Со временем Маргарет стала замечать, что само присутствие Элизабет её раздражает – запах её стареющей кожи, беспокойный и цепкий взгляд, впивавшийся в Маргарет, как только та появлялась дома, тёмные волосы, ежедневно уложенные в одну и ту же причёску, бледные руки, с годами утратившие прежнюю красоту – всё выводило Маргарет из себя.
Как ей самой ещё не опостылела эта идиотская чёрная юбка, которую упорно отказывается съесть моль, – думала Маргарет про мать, всё менее старательно пряча свой раздражённый взгляд.
Эта Элизабет уже не имела ничего общего с той, на которую всего лишь десять лет назад Маргарет смотрела с восхищением, тщетно стараясь заслужить её любовь.

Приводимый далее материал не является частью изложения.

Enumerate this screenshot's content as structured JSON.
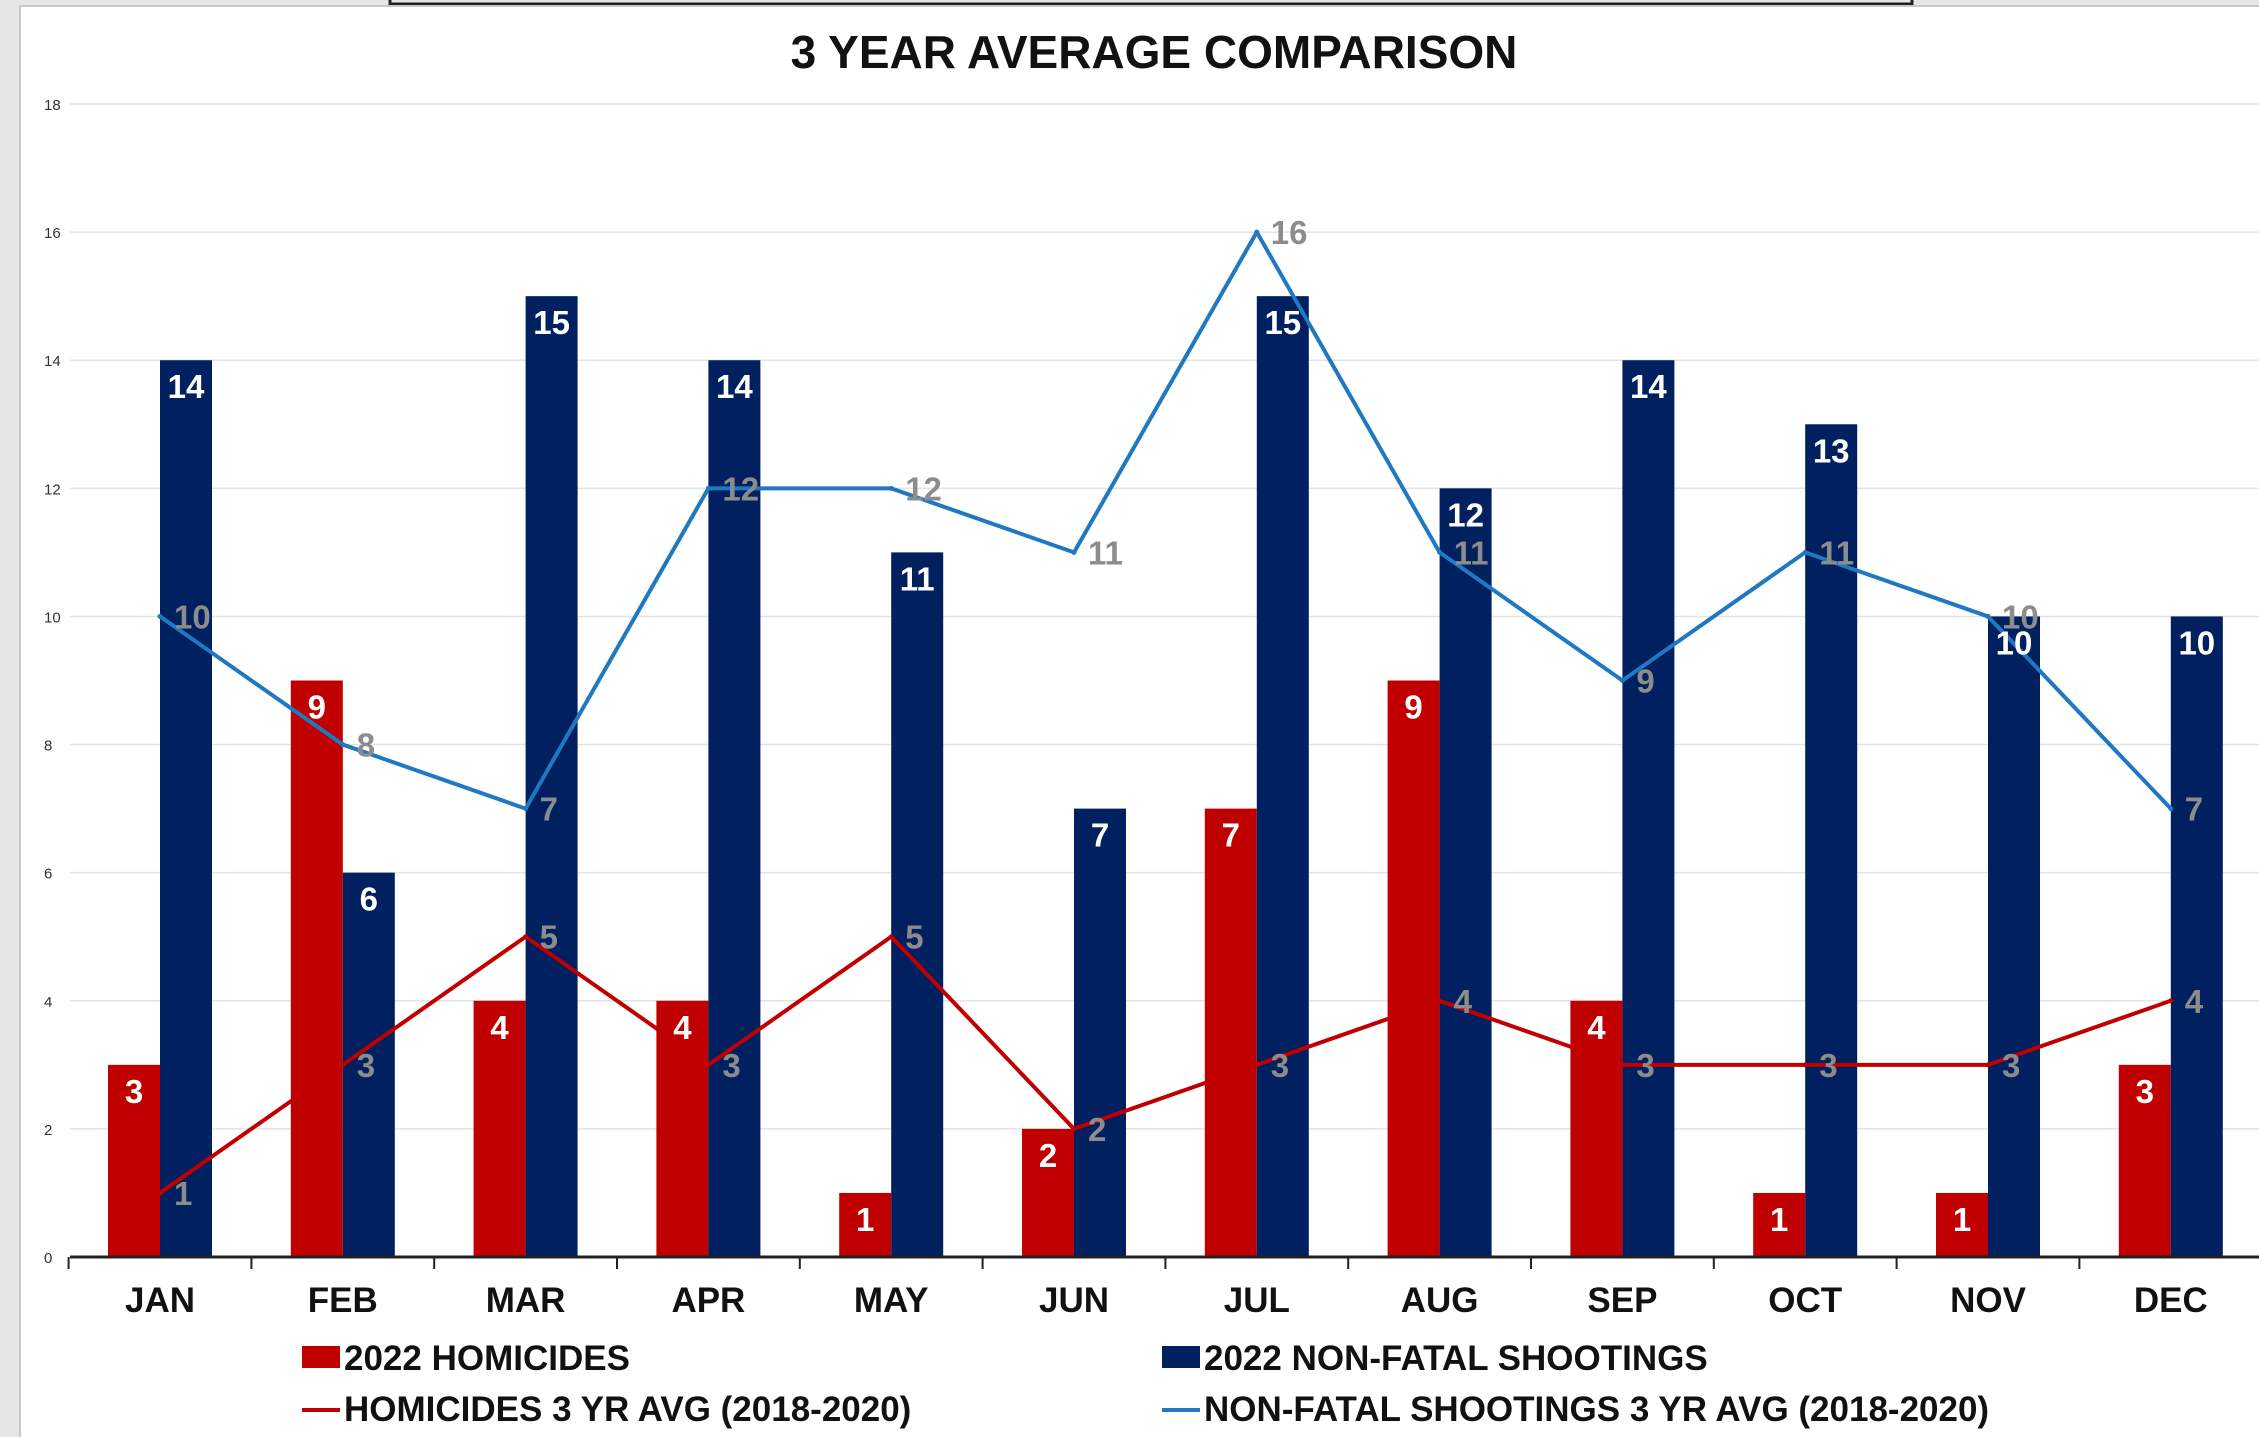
{
  "chart_data": {
    "type": "bar",
    "title": "3 YEAR AVERAGE COMPARISON",
    "xlabel": "",
    "ylabel": "",
    "ylim": [
      0,
      18
    ],
    "yticks": [
      0,
      2,
      4,
      6,
      8,
      10,
      12,
      14,
      16,
      18
    ],
    "grid": true,
    "legend_position": "bottom",
    "categories": [
      "JAN",
      "FEB",
      "MAR",
      "APR",
      "MAY",
      "JUN",
      "JUL",
      "AUG",
      "SEP",
      "OCT",
      "NOV",
      "DEC"
    ],
    "bar_series": [
      {
        "name": "2022 HOMICIDES",
        "kind": "bar",
        "color": "#c00000",
        "values": [
          3,
          9,
          4,
          4,
          1,
          2,
          7,
          9,
          4,
          1,
          1,
          3
        ]
      },
      {
        "name": "2022 NON-FATAL SHOOTINGS",
        "kind": "bar",
        "color": "#002060",
        "values": [
          14,
          6,
          15,
          14,
          11,
          7,
          15,
          12,
          14,
          13,
          10,
          10
        ]
      }
    ],
    "line_series": [
      {
        "name": "HOMICIDES 3 YR AVG (2018-2020)",
        "kind": "line",
        "color": "#c00000",
        "values": [
          1,
          3,
          5,
          3,
          5,
          2,
          3,
          4,
          3,
          3,
          3,
          4
        ]
      },
      {
        "name": "NON-FATAL SHOOTINGS 3 YR AVG (2018-2020)",
        "kind": "line",
        "color": "#1f78c1",
        "values": [
          10,
          8,
          7,
          12,
          12,
          11,
          16,
          11,
          9,
          11,
          10,
          7
        ]
      }
    ],
    "label_color": "#8c8c8c"
  }
}
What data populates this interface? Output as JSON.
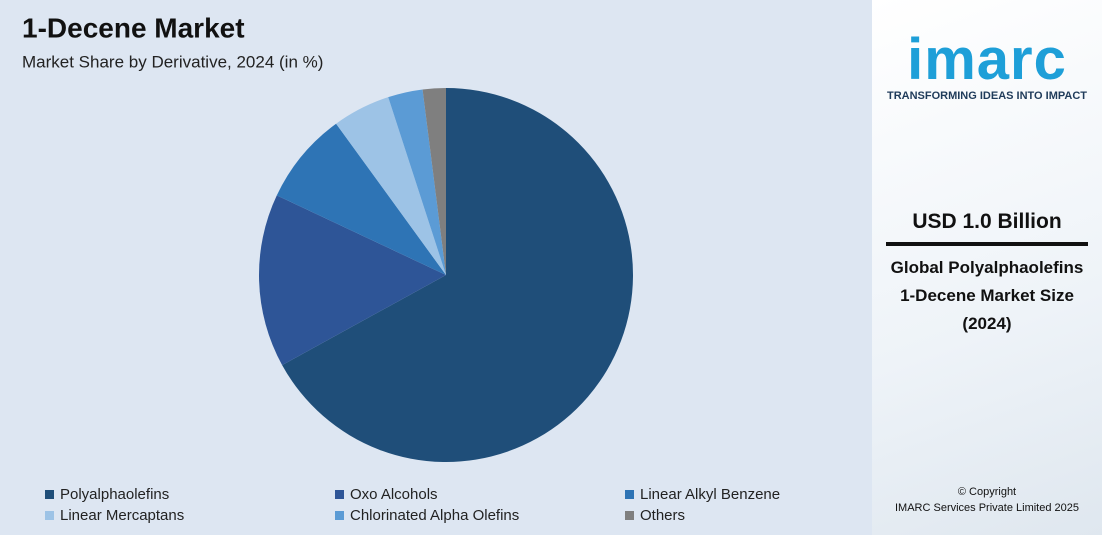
{
  "chart_data": {
    "type": "pie",
    "title": "1-Decene Market",
    "subtitle": "Market Share by Derivative, 2024 (in %)",
    "categories": [
      "Polyalphaolefins",
      "Oxo Alcohols",
      "Linear Alkyl Benzene",
      "Linear Mercaptans",
      "Chlorinated Alpha Olefins",
      "Others"
    ],
    "values": [
      67,
      15,
      8,
      5,
      3,
      2
    ],
    "colors": [
      "#1f4e79",
      "#2e5597",
      "#2e74b5",
      "#9dc3e6",
      "#5b9bd5",
      "#7f7f7f"
    ]
  },
  "panel": {
    "logo": "imarc",
    "tagline": "TRANSFORMING IDEAS INTO IMPACT",
    "value": "USD 1.0 Billion",
    "caption": [
      "Global Polyalphaolefins",
      "1-Decene Market Size",
      "(2024)"
    ],
    "copyright": [
      "© Copyright",
      "IMARC Services Private Limited 2025"
    ]
  }
}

Если бы только я могла куда-нибудь переехать из этого ненавистного дома ! – засыпая, каждый вечер думала Маргарет.
Но пока что она жила здесь и была вынуждена общаться с матерью и её супругом, что и делала в равнодушно-снисходительной манере, стараясь, чтобы это выглядело не слишком вызывающе.

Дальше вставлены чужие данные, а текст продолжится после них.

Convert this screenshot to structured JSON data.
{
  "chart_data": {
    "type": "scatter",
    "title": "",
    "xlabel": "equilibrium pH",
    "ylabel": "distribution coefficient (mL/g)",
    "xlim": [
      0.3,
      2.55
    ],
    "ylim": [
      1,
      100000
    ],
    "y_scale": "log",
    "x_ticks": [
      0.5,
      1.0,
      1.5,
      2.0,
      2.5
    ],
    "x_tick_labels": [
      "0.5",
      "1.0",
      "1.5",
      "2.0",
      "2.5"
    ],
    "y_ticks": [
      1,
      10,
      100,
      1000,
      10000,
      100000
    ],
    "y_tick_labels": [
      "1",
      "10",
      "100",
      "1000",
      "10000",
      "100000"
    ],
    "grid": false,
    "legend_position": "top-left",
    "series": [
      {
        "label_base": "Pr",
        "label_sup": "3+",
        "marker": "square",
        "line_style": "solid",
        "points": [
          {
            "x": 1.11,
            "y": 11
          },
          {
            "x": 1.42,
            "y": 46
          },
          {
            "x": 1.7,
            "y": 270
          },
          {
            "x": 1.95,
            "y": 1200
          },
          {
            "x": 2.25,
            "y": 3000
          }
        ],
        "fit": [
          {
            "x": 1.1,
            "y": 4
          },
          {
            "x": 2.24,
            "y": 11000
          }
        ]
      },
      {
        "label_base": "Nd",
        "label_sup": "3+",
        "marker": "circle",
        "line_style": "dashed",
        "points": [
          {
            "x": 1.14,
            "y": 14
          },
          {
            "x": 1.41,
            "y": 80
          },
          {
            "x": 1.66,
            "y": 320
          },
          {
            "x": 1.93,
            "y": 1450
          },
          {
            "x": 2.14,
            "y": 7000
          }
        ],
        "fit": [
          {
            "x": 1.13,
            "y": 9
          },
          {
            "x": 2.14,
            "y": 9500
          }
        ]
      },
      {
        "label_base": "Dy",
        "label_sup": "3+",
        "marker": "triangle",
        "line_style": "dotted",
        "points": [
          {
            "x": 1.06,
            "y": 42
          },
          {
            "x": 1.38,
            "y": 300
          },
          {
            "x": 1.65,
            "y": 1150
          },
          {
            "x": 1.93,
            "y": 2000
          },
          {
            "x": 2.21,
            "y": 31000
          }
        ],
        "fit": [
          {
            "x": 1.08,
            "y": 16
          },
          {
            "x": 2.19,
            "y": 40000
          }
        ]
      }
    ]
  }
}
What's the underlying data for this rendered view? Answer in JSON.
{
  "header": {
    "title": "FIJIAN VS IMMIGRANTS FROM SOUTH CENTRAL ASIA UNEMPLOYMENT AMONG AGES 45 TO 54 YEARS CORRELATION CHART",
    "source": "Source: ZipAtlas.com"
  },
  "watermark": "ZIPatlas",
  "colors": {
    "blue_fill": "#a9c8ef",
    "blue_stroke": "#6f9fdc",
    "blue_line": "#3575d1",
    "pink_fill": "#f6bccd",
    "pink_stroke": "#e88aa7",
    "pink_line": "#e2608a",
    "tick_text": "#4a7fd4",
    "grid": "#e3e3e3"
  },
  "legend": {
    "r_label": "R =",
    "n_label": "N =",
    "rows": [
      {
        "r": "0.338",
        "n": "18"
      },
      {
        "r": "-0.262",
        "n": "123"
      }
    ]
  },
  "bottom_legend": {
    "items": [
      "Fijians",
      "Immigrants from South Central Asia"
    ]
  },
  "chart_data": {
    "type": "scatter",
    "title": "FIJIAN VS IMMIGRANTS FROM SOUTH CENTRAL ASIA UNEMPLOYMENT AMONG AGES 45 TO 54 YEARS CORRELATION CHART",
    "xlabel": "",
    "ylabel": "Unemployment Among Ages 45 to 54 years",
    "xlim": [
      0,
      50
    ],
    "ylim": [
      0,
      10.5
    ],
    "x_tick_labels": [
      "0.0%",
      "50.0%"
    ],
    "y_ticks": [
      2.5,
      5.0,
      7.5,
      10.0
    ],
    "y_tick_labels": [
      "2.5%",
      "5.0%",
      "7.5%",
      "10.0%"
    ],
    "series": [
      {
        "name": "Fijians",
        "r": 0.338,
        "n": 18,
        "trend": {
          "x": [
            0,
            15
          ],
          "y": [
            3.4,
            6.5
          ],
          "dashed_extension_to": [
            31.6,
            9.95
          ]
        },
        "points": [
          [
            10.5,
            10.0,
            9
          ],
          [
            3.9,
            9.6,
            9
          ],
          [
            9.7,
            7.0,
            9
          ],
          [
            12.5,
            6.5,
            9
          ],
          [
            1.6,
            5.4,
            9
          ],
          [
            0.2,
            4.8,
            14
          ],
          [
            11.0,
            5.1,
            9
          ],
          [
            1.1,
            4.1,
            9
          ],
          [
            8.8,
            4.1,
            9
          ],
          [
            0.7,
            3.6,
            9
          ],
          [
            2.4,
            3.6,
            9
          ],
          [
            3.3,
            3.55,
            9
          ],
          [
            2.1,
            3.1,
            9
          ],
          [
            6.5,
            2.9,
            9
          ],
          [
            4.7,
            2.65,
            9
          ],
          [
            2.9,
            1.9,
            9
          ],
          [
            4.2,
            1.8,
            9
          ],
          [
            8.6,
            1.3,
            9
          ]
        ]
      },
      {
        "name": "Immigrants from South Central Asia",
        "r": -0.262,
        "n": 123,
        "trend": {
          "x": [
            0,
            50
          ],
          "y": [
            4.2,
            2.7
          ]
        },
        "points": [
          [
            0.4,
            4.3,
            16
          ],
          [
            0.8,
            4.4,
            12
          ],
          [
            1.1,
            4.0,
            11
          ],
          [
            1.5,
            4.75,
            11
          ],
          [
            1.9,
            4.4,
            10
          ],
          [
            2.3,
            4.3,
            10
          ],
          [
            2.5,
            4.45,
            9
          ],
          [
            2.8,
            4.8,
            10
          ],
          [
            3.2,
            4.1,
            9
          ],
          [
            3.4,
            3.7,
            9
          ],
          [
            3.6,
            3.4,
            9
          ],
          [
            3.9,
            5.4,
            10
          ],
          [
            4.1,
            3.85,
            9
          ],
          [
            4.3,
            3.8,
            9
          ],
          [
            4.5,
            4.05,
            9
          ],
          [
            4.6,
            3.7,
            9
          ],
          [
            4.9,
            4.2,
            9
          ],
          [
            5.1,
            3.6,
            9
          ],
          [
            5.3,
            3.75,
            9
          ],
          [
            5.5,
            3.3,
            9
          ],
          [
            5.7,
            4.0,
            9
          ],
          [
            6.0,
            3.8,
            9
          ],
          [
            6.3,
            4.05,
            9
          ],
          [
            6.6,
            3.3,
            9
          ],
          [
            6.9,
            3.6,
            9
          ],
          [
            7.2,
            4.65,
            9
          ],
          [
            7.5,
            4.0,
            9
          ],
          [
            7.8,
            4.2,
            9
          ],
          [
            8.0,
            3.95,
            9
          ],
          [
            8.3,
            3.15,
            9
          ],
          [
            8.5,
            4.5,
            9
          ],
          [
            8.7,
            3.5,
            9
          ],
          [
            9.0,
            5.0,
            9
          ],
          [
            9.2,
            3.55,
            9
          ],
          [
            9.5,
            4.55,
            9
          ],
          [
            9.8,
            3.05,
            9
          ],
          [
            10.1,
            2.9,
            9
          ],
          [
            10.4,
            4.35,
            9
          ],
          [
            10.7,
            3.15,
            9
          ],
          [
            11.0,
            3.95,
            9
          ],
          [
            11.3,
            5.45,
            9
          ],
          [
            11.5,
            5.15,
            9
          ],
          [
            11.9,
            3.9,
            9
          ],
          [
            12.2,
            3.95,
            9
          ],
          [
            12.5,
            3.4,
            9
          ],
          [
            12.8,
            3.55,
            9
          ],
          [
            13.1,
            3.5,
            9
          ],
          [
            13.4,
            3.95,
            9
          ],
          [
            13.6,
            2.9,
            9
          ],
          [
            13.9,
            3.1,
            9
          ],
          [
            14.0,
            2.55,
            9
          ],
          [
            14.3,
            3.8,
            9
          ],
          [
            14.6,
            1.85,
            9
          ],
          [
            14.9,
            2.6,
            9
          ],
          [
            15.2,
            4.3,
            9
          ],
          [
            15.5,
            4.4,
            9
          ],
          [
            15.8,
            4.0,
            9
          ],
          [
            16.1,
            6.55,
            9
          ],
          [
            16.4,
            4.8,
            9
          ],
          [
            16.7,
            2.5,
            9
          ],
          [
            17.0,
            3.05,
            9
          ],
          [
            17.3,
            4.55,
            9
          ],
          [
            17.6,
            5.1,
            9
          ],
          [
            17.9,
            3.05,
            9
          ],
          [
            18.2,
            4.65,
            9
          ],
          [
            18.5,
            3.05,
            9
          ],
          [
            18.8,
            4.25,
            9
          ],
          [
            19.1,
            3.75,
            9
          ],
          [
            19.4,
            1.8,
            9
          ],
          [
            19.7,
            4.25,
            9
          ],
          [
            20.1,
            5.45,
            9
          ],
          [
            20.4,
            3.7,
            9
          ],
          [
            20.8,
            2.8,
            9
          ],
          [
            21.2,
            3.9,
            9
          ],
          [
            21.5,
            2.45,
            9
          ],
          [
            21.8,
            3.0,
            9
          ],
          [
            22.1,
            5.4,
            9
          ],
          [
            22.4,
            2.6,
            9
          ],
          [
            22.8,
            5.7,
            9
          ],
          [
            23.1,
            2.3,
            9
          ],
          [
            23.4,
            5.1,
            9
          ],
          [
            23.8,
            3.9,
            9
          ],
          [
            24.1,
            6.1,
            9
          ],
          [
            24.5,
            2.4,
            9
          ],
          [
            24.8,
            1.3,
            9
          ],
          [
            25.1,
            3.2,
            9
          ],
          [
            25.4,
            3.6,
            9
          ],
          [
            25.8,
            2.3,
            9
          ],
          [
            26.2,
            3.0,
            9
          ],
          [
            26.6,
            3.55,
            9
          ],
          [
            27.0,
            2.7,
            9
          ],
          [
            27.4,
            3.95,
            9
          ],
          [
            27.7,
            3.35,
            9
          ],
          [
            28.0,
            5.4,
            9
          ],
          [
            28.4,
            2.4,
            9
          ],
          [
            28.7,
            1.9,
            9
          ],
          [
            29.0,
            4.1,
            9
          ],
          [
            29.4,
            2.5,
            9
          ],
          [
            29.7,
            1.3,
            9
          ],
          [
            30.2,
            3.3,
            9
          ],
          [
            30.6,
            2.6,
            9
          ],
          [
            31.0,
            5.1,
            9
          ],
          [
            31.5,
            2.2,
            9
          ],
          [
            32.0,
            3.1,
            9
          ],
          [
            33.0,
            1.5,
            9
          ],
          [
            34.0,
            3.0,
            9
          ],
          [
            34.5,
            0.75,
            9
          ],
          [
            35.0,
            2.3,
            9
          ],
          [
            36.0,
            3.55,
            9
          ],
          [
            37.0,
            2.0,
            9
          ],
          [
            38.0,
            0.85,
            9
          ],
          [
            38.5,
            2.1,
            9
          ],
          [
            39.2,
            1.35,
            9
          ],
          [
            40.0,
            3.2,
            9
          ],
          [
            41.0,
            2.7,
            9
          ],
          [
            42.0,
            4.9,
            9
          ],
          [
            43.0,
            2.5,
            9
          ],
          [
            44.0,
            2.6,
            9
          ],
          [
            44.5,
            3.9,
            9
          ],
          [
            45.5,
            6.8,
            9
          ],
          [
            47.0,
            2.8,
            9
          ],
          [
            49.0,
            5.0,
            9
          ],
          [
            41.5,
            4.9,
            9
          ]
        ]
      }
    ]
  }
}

Нелюбовь Маргарет к отчиму сквозила во всём – в её спокойном насмешливом взгляде, в высокомерной неторопливости её движений – и, естественно, не могла оставаться незамеченной.
Откуда в этой девице столько неприязни, столько желчи ? – спрашивал сам себя Исаак, – в ней нет ни малейшего чувства благодарности даже по отношению к своей матери, которая в одиночку вырастила её во время войны ! Не говоря уже про меня, предоставившего ей кров и пищу…

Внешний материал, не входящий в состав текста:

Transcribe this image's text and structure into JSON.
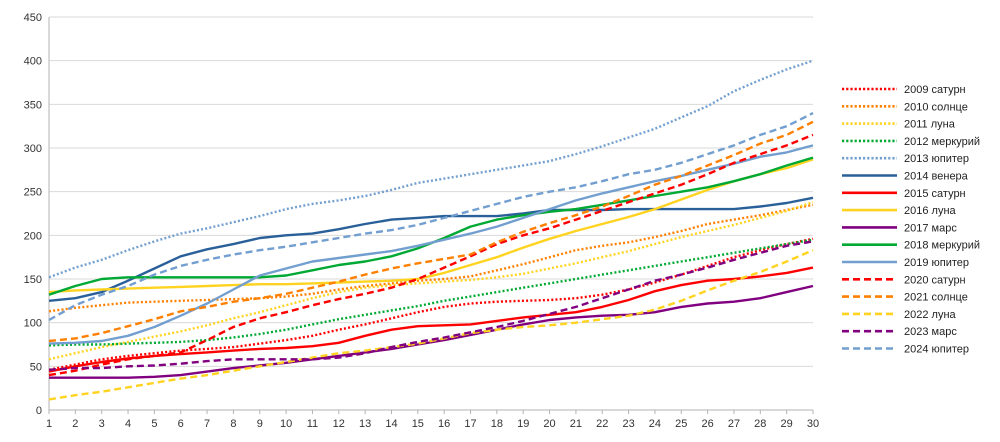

Маргарет быстро взрослела. На её бледном лице застыло одно и тоже выражение: казалось, что оно было стянуто в неподвижную маску пренебрежения. Оно выглядело так потому, что из года в год Маргарет намеренно удерживала некоторые лицевые мускулы в определённом положении, не позволяя отпечатку надменности сойти со своего лица. Со временем эта привычка окончательно утвердилась. Маргарет смотрела с искренней брезгливостью на всё, что находилось вокруг неё. Её мысли полностью соответствовали её взгляду: она научилась думать обо всём с презрением. Маска высокомерия срослась с её кожей на лице на всю жизнь. Тот, кто встречался с Маргарет впервые, считал, что это выражение её лица вызвано реакцией именно на него, и отчасти был прав. Маргарет никогда не упускала случая с насмешкой поддеть кого-нибудь; через несколько лет её муж, Пьер-Анри Морель, будет называть эту манеру «ядовитым уколом».
Даже когда Маргарет улыбалась, её улыбка была направлена не на собеседника, а обращена глубоко внутрь неё самой. Если же она была чем-то рассержена или просто озабочена, то эта улыбка становилась ядовито-высокомерной и несла в себе откровенную издёвку. Кто-то в этот момент ощущал свою беспомощность и ничтожность, кого-то это приводило в ярость, а кто-то просто поворачивался и молча уходил.